Conheci numa noite de festa pelo casamento de Di Cavalcanti — felicidades, oh nubente alvinitente! — uma alta e bela moça que faz pintura.
Não lhe vi os quadros à luz do dia, nem posso julgar a sua força. Havia apenas, no salão, dois pequenos retratos a óleo feitos por ela. Eram dois autorretratos; e me contaram que desde os 14 anos essa moça se retrata.
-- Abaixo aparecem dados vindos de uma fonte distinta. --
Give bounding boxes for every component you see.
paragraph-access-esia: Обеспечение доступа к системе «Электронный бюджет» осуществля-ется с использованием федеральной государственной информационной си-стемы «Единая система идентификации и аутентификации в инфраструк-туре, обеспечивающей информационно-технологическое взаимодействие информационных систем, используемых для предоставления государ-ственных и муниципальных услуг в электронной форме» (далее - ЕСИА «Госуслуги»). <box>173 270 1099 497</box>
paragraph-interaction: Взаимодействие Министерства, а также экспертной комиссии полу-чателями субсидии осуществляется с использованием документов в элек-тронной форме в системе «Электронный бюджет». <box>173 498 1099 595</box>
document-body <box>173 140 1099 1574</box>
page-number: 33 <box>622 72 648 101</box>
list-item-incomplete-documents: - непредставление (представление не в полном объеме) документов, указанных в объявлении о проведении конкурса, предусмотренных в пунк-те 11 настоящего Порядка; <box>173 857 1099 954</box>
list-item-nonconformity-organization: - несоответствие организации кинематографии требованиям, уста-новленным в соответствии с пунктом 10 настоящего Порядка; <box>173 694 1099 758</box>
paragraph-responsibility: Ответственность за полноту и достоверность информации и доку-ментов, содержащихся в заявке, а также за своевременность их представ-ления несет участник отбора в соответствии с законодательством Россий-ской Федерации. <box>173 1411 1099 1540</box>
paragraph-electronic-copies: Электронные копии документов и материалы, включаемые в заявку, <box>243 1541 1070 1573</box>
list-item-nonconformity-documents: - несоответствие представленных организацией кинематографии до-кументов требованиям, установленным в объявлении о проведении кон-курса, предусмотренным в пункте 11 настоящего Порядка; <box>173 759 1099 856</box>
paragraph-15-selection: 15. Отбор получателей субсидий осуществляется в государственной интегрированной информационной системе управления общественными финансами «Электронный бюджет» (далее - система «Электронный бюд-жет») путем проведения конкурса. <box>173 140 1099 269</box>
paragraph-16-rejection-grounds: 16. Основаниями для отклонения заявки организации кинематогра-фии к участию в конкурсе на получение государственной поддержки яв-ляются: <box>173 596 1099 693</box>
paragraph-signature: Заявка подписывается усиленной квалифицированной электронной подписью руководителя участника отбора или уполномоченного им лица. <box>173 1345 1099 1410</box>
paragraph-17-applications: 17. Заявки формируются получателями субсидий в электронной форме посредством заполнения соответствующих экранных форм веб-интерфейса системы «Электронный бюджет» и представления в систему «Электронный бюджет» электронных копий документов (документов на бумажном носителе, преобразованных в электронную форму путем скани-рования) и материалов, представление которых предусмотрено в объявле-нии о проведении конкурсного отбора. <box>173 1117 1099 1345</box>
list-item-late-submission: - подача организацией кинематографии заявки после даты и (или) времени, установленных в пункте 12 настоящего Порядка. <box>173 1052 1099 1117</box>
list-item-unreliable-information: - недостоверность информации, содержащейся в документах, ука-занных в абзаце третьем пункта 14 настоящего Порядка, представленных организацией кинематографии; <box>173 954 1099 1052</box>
Parece-me comovente essa história de uma pessoa sensível à própria beleza, que vai escrevendo, ao longo dos anos, a legenda, em imagens, de sua existência. Ela tem hoje 20; e não é sem emoção que um homem qualquer, que a conhece hoje, contempla a moça de 14 anos em sua própria interpretação juvenil, e se pergunta se apenas a face mudou, ou foi sua maneira de sentir a si mesma.
Tudo muda; mas nesse jogo delicado entre o olhar que vê e o olhar contemplado, e que são o mesmo olhar, a graça e o mistério da mudança não é menor que a emoção da permanência.
Ela me falou, com uma ponta de desprezo, de seu autorretrato dos 14 anos; talvez, mais tarde, volte a amá-lo. Pensei em tudo o que essa moça tem por viver e sentir, e nos reflexos que as luzes e sombras da vida irão jogando sobre as suas cores primaveris. No estranho vigor que sua mão tomará um dia para traçar um radioso momento de sua vida de mulher; na leve melancolia com que, pela primeira vez, deixará um traço branco entre os cabelos; na mão trêmula que traçará as linhas de uma velha cabeça enrugada e encanecida...
Sou um homem de mau gosto, que a moça, enlevada no encanto da própria beleza, saiba perdoar, com um sorriso, essa mesquinha sugestão de um futuro distante e frio. Isso lhe será fácil; no fundo do coração os moços não acreditam na velhice.
Quando o outono vier, sua defesa é ver seus olhos de luz menos viva com olhos mais sábios e vividos. Mas a verdade está nos momentos que ela vive, debruçada sobre o mistério da própria beleza, sentindo o fluir misterioso do tempo e do sentimento.